AfDB, which has funnelled tens of billions of shillings into Kenyan companies in the last decade, says most of the projects have been marred by several "implementation challenges" and require closer scrutiny.

"The bank's portfolio in the region is facing a number of challenges and requires close monitoring," said AfDB in internal documents seen by Standard Business.

"To achieve substantial reduction in its portfolio flagged in the bank's Portfolio Flashlight Report requires a close monitoring and follow-up of the portfolio in the RDGE (the African Development Bank's East Africa Regional Development and Business Delivery Office) countries."

Expressions of interest for a consultant to audit the identified projects are to be received by this week, AfDB said.

The announcement comes at a time nearly two dozen Kenya-based companies have been blacklisted by the World Bank and AfDB in under two years over corruption and quality concerns in projects funded by the multilateral lenders.

This has turned the spotlight on how local firms bid and clinch lucrative tenders with the two lenders.

Some of the series of high-profile companies banned by AfDB based in Kenya include Aerospace Aviation, Beta Trading Company, Global Interjapan (Kenya) Ltd, Eva-Top Agencies, Madujey Global Services, Mactebac Contractors Ltd, Techno Brain (Kenya) Ltd ("Techno Brain Kenya") and Sony Commercial Agencies.

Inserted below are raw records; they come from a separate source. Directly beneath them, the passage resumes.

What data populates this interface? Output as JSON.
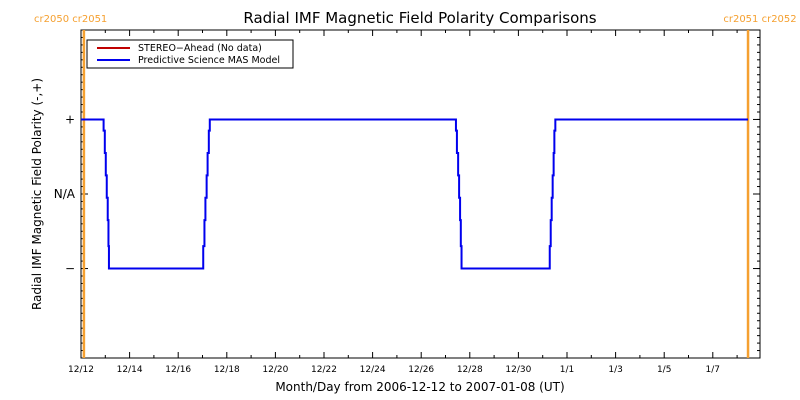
{
  "chart_data": {
    "type": "line",
    "title": "Radial IMF Magnetic Field Polarity Comparisons",
    "xlabel": "Month/Day from 2006-12-12 to 2007-01-08 (UT)",
    "ylabel": "Radial IMF Magnetic Field Polarity (-,+)",
    "xlim_days": [
      0,
      27.9
    ],
    "ylim": [
      -2.2,
      2.2
    ],
    "x_ticks": [
      {
        "day": 0,
        "label": "12/12"
      },
      {
        "day": 2,
        "label": "12/14"
      },
      {
        "day": 4,
        "label": "12/16"
      },
      {
        "day": 6,
        "label": "12/18"
      },
      {
        "day": 8,
        "label": "12/20"
      },
      {
        "day": 10,
        "label": "12/22"
      },
      {
        "day": 12,
        "label": "12/24"
      },
      {
        "day": 14,
        "label": "12/26"
      },
      {
        "day": 16,
        "label": "12/28"
      },
      {
        "day": 18,
        "label": "12/30"
      },
      {
        "day": 20,
        "label": "1/1"
      },
      {
        "day": 22,
        "label": "1/3"
      },
      {
        "day": 24,
        "label": "1/5"
      },
      {
        "day": 26,
        "label": "1/7"
      }
    ],
    "y_ticks": [
      {
        "value": 1,
        "label": "+"
      },
      {
        "value": 0,
        "label": "N/A"
      },
      {
        "value": -1,
        "label": "−"
      }
    ],
    "legend": {
      "position": "top-left",
      "entries": [
        {
          "label": "STEREO−Ahead (No data)",
          "color": "#c00000"
        },
        {
          "label": "Predictive Science MAS Model",
          "color": "#0000ee"
        }
      ]
    },
    "series": [
      {
        "name": "Predictive Science MAS Model",
        "color": "#0000ee",
        "points": [
          [
            0,
            1
          ],
          [
            0.9,
            1
          ],
          [
            0.93,
            0.85
          ],
          [
            0.98,
            0.55
          ],
          [
            1.02,
            0.25
          ],
          [
            1.06,
            -0.05
          ],
          [
            1.1,
            -0.35
          ],
          [
            1.13,
            -0.7
          ],
          [
            1.15,
            -1
          ],
          [
            5.0,
            -1
          ],
          [
            5.03,
            -0.7
          ],
          [
            5.08,
            -0.35
          ],
          [
            5.12,
            -0.05
          ],
          [
            5.17,
            0.25
          ],
          [
            5.21,
            0.55
          ],
          [
            5.26,
            0.85
          ],
          [
            5.3,
            1
          ],
          [
            15.4,
            1
          ],
          [
            15.43,
            0.85
          ],
          [
            15.47,
            0.55
          ],
          [
            15.52,
            0.25
          ],
          [
            15.56,
            -0.05
          ],
          [
            15.6,
            -0.35
          ],
          [
            15.63,
            -0.7
          ],
          [
            15.66,
            -1
          ],
          [
            19.25,
            -1
          ],
          [
            19.29,
            -0.7
          ],
          [
            19.33,
            -0.35
          ],
          [
            19.37,
            -0.05
          ],
          [
            19.41,
            0.25
          ],
          [
            19.45,
            0.55
          ],
          [
            19.48,
            0.85
          ],
          [
            19.52,
            1
          ],
          [
            27.45,
            1
          ]
        ]
      }
    ],
    "carrington_markers": [
      {
        "day": 0.12,
        "label": "cr2050 cr2051",
        "side": "left"
      },
      {
        "day": 27.45,
        "label": "cr2051 cr2052",
        "side": "right"
      }
    ],
    "marker_color": "#f5a030"
  }
}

Others include Inotec Co Ltd (Kenya Branch Office), Sino-Kenya Engineering Group Company Ltd, Rockey Africa Ltd, Reef Building Systems Ltd (Reef), Ultimate Engineering Ltd, Express Automation Ltd and Kenya Power contractor Chint Electric.

AfDB says the selected consultant will provide technical support "for country portfolio reviews as well as monitoring the recommendations of the Independent Evaluation Department (BDEV) and project audits."

"He/she will have mastery of the country/regional portfolio and will prepare portfolio information notes for Annual Meetings or any other meetings upon management's request," said the continental lender.

"The consultant will pay particular attention to projects flagged for implementation issues and assist in resolving the issues."

The AfDB has emerged as an important source of funding for local projects over the last decade.

A debarment or ban by AfDB or the World Bank also qualifies for cross-debarment by other multilateral development banks under the Agreement for Mutual Enforcement of Debarment Decisions.

These include the Asian Development Bank, the European Bank for Reconstruction and Development and the Inter-American Development Bank.

The financial institutions, which are mostly owned and financed by governments, have been keen to curb corruption in their projects, which run into billions of dollars annually.

The AfDB plans to lend Sh18.1 billion towards the construction of the Nairobi-Nakuru highway, being one of the 10 financiers of the project.

The funding represents about 10 per cent of the Sh180 billion required for the upgrade of the road.

The loan will be given to a consortium led by French infrastructure firm Vinci, which secured a 30-year concession contract in 2019 to build and operate the Nairobi-Nakuru highway.

The remaining cost of the project under the public-private partnership (PPP) model will be financed by the other 10 development financiers and institutions.